The same WSJ analysis found that, among 52 consumer goods surveyed, nearly half of them will cost more this year compared to last year. And a sample basket of 40 select items that just last month cost $191 will soon cost 3 percent more.
It's all part of an upward trend in food prices that's afflicting not only Whole Foods, but also many other grocery chains that, for those familiar with the business model of grocery retail, already struggle due to tight margins.
Some manufacturers are planning to hide these increasing costs by creating new packaging that looks similar but weighs less, while others like Amazon plan to offset these costs, at least for Amazon Prime members, with special deals.
"We ... offer hundreds of thousands of sale items daily and we're continuing to lower prices for all shoppers and Prime members," the company revealed in a recent statement.
At the same time, Amazon Prime members are also being forced to fork over more money for their memberships, as the annual cost of an Amazon Prime membership has reportedly increased by 20 percent, and now costs $119 per year.
The pinch may not affect a sizable segment of Whole Foods' customer base, many of whom are upper-middle class and can afford to absorb the higher prices. But for younger Whole Foods customers like 37-year-old Will Armstrong, the changes will be affecting his shopping habits.
"I am no longer likely to go to my local Whole Foods," the software developer from San Francisco, who's not an Amazon Prime member, is quoted as saying.

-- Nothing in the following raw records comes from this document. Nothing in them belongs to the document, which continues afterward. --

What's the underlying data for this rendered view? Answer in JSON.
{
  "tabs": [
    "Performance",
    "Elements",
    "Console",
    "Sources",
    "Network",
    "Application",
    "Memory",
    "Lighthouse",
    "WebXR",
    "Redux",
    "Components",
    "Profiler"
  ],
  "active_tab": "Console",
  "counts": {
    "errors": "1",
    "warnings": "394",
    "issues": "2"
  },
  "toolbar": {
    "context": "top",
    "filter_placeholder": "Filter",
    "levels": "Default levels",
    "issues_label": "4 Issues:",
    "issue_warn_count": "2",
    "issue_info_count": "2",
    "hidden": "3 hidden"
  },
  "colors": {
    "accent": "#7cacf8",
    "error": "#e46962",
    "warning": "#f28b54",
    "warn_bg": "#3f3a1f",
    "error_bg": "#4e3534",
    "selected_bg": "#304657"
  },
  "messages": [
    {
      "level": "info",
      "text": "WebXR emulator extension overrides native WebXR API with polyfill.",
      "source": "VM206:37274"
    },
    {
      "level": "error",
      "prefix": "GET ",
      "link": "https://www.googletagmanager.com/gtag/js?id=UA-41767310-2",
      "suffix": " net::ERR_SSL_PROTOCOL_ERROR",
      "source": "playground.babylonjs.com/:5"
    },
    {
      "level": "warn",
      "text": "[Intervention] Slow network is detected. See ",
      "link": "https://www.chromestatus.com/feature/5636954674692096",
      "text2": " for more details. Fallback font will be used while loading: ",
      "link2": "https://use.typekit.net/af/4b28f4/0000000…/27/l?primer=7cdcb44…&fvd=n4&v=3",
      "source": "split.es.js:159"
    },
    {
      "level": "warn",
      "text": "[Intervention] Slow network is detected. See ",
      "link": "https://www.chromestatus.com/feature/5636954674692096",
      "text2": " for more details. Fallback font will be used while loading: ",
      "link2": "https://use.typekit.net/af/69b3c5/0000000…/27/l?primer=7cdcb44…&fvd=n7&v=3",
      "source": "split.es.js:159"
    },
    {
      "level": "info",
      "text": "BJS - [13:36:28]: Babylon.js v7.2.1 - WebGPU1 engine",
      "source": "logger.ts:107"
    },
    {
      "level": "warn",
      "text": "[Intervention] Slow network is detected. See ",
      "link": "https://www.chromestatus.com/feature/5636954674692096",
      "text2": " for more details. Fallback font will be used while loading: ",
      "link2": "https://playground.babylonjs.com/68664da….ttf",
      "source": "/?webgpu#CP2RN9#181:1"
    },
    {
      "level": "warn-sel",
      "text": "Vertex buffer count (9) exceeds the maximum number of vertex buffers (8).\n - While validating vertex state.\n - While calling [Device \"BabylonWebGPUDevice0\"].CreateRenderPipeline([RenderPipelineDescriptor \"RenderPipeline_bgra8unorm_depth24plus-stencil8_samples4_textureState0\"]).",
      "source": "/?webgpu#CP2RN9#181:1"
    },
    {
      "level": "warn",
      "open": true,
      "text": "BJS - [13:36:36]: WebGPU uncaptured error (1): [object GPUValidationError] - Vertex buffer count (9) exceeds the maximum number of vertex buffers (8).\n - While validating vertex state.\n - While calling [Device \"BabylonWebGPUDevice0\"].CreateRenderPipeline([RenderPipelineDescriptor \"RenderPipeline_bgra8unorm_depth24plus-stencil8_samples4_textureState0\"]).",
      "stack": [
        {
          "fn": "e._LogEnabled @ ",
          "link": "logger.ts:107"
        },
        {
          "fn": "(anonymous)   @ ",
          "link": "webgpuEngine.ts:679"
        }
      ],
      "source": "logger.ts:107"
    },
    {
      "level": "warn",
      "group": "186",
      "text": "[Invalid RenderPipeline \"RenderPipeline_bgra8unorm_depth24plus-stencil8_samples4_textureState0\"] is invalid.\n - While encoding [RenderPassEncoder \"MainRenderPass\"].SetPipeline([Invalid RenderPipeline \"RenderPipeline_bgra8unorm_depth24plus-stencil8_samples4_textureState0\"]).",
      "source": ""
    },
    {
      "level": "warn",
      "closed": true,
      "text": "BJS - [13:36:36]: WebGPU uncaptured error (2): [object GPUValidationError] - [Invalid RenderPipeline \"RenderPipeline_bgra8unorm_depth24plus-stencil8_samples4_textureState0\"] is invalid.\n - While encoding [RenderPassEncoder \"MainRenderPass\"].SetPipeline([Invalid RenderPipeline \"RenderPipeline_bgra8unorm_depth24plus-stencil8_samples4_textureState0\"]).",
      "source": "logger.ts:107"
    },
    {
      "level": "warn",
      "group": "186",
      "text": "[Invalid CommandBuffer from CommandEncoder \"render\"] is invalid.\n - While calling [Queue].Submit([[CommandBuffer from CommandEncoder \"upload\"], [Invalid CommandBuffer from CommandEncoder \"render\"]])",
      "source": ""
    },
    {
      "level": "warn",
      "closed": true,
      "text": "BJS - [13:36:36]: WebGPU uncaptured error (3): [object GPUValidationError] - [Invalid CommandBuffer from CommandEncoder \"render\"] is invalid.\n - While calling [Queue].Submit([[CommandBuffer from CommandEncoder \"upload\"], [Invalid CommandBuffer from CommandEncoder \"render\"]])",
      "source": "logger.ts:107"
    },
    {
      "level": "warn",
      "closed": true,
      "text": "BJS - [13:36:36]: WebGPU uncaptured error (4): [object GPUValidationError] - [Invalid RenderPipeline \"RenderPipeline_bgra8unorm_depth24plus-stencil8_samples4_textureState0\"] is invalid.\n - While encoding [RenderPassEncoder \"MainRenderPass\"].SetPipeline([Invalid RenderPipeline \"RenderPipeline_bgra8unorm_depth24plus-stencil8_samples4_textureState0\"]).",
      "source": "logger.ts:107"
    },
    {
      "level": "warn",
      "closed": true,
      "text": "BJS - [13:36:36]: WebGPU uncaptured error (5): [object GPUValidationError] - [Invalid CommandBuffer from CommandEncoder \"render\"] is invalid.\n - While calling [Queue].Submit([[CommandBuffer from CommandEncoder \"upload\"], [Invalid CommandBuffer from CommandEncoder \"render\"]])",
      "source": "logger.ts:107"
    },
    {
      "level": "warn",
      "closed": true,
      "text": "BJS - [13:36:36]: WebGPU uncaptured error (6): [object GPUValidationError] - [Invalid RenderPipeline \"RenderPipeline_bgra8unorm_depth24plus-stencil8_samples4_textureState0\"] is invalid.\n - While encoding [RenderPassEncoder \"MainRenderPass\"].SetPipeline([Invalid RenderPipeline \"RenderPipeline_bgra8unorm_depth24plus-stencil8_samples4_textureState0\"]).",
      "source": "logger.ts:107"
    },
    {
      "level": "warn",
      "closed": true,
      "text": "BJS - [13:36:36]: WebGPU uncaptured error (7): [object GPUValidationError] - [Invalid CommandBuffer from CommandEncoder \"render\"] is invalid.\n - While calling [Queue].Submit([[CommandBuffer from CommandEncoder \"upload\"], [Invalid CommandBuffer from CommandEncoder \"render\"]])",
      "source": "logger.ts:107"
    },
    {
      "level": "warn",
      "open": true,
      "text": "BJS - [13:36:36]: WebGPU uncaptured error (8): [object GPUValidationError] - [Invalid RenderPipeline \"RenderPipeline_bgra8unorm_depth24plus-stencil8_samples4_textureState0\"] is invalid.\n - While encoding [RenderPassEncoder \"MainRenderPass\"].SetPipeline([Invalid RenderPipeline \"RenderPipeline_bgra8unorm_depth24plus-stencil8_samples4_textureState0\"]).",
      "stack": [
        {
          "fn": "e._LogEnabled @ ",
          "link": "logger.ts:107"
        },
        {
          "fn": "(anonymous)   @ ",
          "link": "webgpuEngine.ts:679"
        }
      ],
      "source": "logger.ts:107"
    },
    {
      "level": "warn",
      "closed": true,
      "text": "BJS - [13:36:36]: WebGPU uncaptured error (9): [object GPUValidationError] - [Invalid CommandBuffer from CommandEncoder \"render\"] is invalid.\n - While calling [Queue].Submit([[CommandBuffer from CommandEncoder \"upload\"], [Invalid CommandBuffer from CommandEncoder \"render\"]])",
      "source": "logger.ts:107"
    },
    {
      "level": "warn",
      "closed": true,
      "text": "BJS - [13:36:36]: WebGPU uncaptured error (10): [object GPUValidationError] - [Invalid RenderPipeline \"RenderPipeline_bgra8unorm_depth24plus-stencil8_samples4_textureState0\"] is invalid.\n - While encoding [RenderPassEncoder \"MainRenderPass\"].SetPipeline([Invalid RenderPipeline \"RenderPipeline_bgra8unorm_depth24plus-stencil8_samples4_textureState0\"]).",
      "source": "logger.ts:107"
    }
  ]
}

On the other hand, Amazon Prime members seem likely to stick around, as a survey of 1,168 shoppers conducted by data firm Numerator last fall found that the discount perks associated with having an Amazon Prime membership is a big reason why many people shop at Whole Foods in the first place.
Another thing to keep in mind is that, if suppliers are the ones raising prices here, then all grocery retailers are going to be forced to raise their prices.
"If WFM is hiking prices, its competitors like Albertson's and other large regional supermarkets are doing the same," explains ZeroHedge.com.
"After all, most grocery chains are struggling, low-margin businesses that don't have the luxury of a massive e-commerce behemoth (and lucrative web-hosting platform) to cushion them from losses. And as more economists (including the NYT's Paul Krugman) grow worried about a looming recession, a hit to consumption is just what the U.S. economy can't afford right now."